Les conclusions de cette expertise suscitent l’incompréhension des médecins qui suivent Fabien C., plusieurs d’entre eux indiquant ne pas avoir été sollicités par l’expert. Son médecin traitant relève notamment dans un certificat que « les conclusions de l’expertise médicale ne […] paraissent pas entièrement représentatives de l’état de santé de mon patient ». Son pneumologue atteste quant à lui que « cette pathologie respiratoire paraît peu compatible […] avec un éventuel séjour en milieu carcéral », soulignant « un risque de décompensation respiratoire ». Tous deux contestent que l’état de santé de Fabien C. soit compatible avec la détention, et s’accordent sur le fait que « le port d’un bracelet électronique est médicalement mieux adapté ».

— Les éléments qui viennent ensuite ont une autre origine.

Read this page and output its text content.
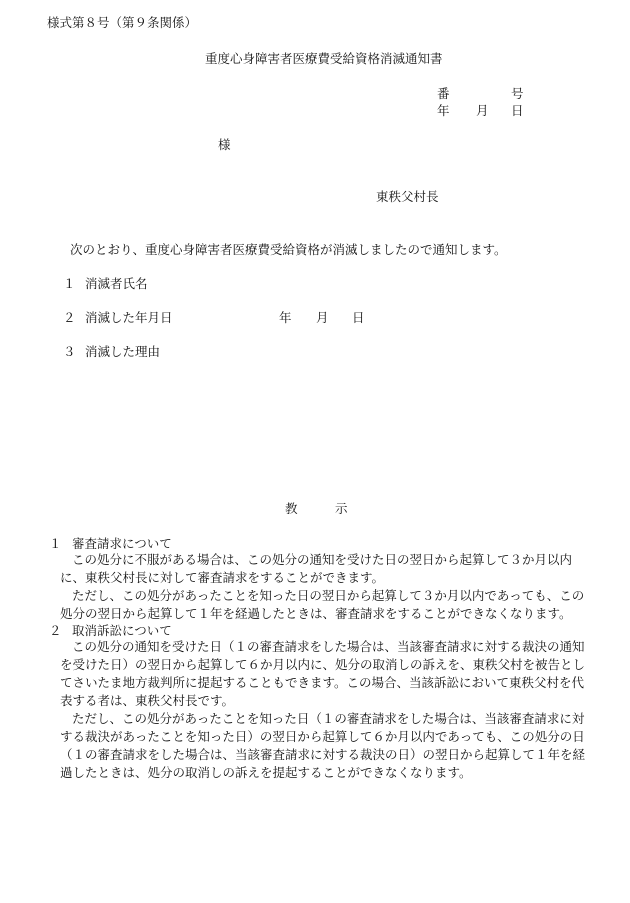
様式第８号（第９条関係）
重度心身障害者医療費受給資格消滅通知書
番	号
年 月 日
様
東秩父村長
次のとおり、重度心身障害者医療費受給資格が消滅しましたので通知します。
１ 消滅者氏名
２ 消滅した年月日	年 月 日
３ 消滅した理由
教	示
１ 審査請求について

この処分に不服がある場合は、この処分の通知を受けた日の翌日から起算して３か月以内に、東秩父村長に対して審査請求をすることができます。

ただし、この処分があったことを知った日の翌日から起算して３か月以内であっても、この処分の翌日から起算して１年を経過したときは、審査請求をすることができなくなります。

２ 取消訴訟について

この処分の通知を受けた日（１の審査請求をした場合は、当該審査請求に対する裁決の通知を受けた日）の翌日から起算して６か月以内に、処分の取消しの訴えを、東秩父村を被告としてさいたま地方裁判所に提起することもできます。この場合、当該訴訟において東秩父村を代表する者は、東秩父村長です。

ただし、この処分があったことを知った日（１の審査請求をした場合は、当該審査請求に対する裁決があったことを知った日）の翌日から起算して６か月以内であっても、この処分の日（１の審査請求をした場合は、当該審査請求に対する裁決の日）の翌日から起算して１年を経過したときは、処分の取消しの訴えを提起することができなくなります。
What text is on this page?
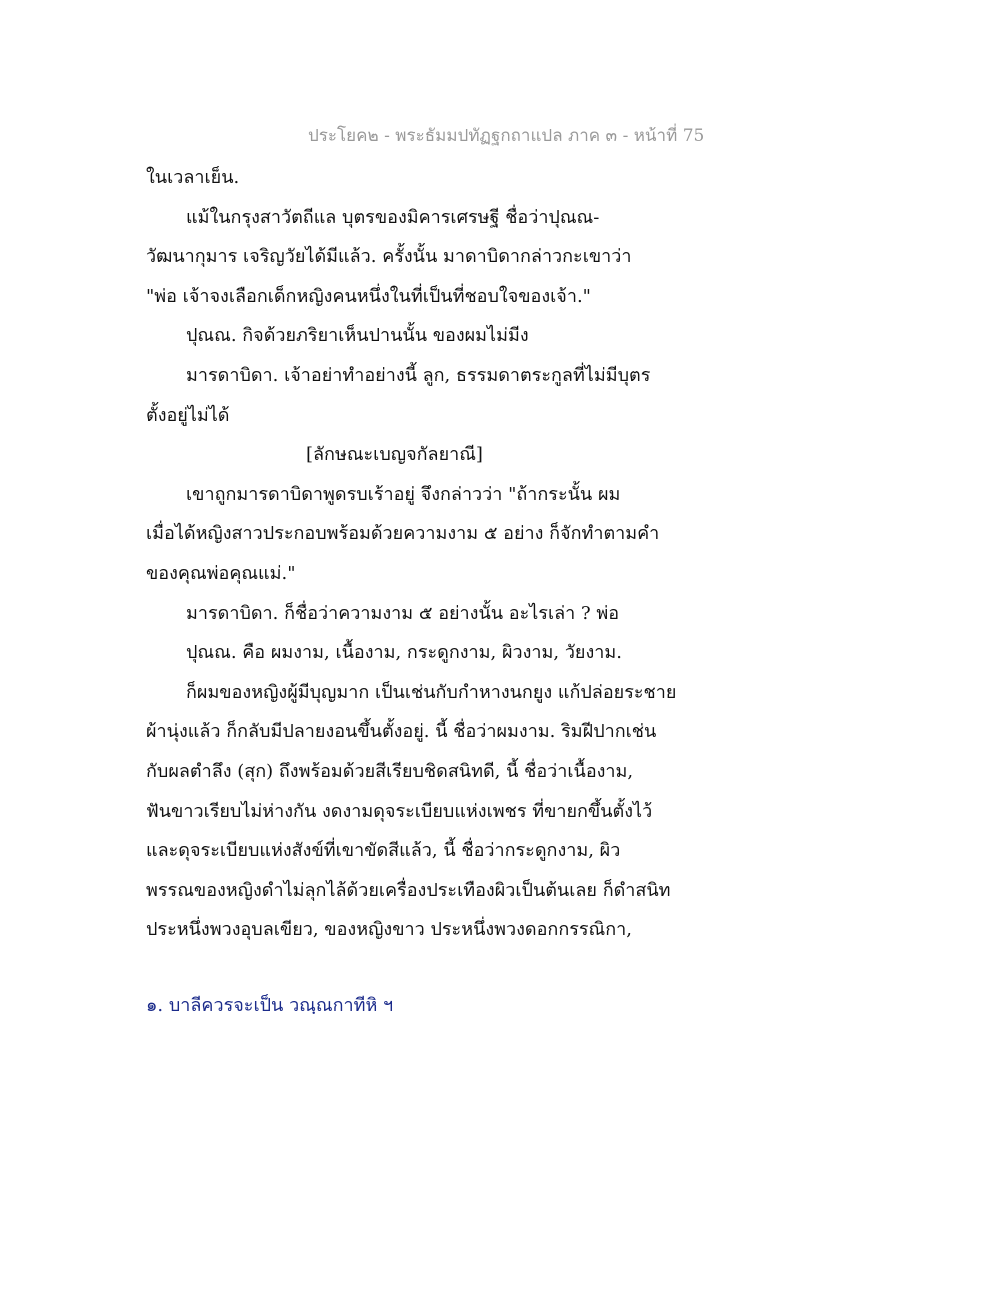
ประโยค๒ - พระธัมมปทัฏฐกถาแปล ภาค ๓ - หน้าที่ 75
ในเวลาเย็น.
แม้ในกรุงสาวัตถีแล บุตรของมิคารเศรษฐี ชื่อว่าปุณณ-
วัฒนากุมาร เจริญวัยได้มีแล้ว. ครั้งนั้น มาดาบิดากล่าวกะเขาว่า
"พ่อ เจ้าจงเลือกเด็กหญิงคนหนึ่งในที่เป็นที่ชอบใจของเจ้า."
ปุณณ. กิจด้วยภริยาเห็นปานนั้น ของผมไม่มีง
มารดาบิดา. เจ้าอย่าทำอย่างนี้ ลูก, ธรรมดาตระกูลที่ไม่มีบุตร
ตั้งอยู่ไม่ได้
[ลักษณะเบญจกัลยาณี]
เขาถูกมารดาบิดาพูดรบเร้าอยู่ จึงกล่าวว่า "ถ้ากระนั้น ผม
เมื่อได้หญิงสาวประกอบพร้อมด้วยความงาม ๕ อย่าง ก็จักทำตามคำ
ของคุณพ่อคุณแม่."
มารดาบิดา. ก็ชื่อว่าความงาม ๕ อย่างนั้น อะไรเล่า ? พ่อ
ปุณณ. คือ ผมงาม, เนื้องาม, กระดูกงาม, ผิวงาม, วัยงาม.
ก็ผมของหญิงผู้มีบุญมาก เป็นเช่นกับกำหางนกยูง แก้ปล่อยระชาย
ผ้านุ่งแล้ว ก็กลับมีปลายงอนขึ้นตั้งอยู่. นี้ ชื่อว่าผมงาม. ริมฝีปากเช่น
กับผลตำลึง (สุก) ถึงพร้อมด้วยสีเรียบชิดสนิทดี, นี้ ชื่อว่าเนื้องาม,
ฟันขาวเรียบไม่ห่างกัน งดงามดุจระเบียบแห่งเพชร ที่ขายกขึ้นตั้งไว้
และดุจระเบียบแห่งสังข์ที่เขาขัดสีแล้ว, นี้ ชื่อว่ากระดูกงาม, ผิว
พรรณของหญิงดำไม่ลุกไล้ด้วยเครื่องประเทืองผิวเป็นต้นเลย ก็ดำสนิท
ประหนึ่งพวงอุบลเขียว, ของหญิงขาว ประหนึ่งพวงดอกกรรณิกา,
๑. บาลีควรจะเป็น วณฺณกาทีหิ ฯ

Le dispositif d’accès à la suspension de peine en question

Le cas de Fabien C. illustre un certain nombre de difficultés pointées récemment par un groupe de travail sur la suspension de peine pour raison médicale mis en place à l’initiative conjointe des ministères de la Santé et de la Justice en vue « d’apporter des réponses pour améliorer les dispositifs existants en fonction des limites et des freins identifiés ». Considérant comme « trop strictes » les conditions d’octroi de la suspension de peine pour raison médicale, le groupe de travail, qui a rendu ses conclusions en novembre 2013, a notamment recommandé une meilleure prise en compte du handicap et soulevé « la question de [la] connaissance [par les experts] du milieu carcéral ». Estimant que « les médecins experts gagneraient à mieux prendre en compte les conditions concrètes et effectives dans lesquelles vivent les personnes qu’ils examinent » le groupe de travail a pointé « un déficit d’information et de formation […] particulièrement aigu pour les experts ». En l’espèce, l’expert ne semble pas avoir envisagé la question de la compatibilité de l’état de santé de Fabien C. avec les conditions de détention qui seraient les siennes s’il retournait en détention : en tant qu’inspecteur des douanes, il serait notamment maintenu au quartier d’isolement, une situation qui l’empêcherait concrètement de bénéficier d’une exposition solaire suffisante et d’un exercice de marche régulier, éléments essentiels pour limiter les risques de fracture et une aggravation rapide de son état. Cette dimension avait pourtant constitué un élément majeur en avril 2013 pour l’octroi de la suspension de peine.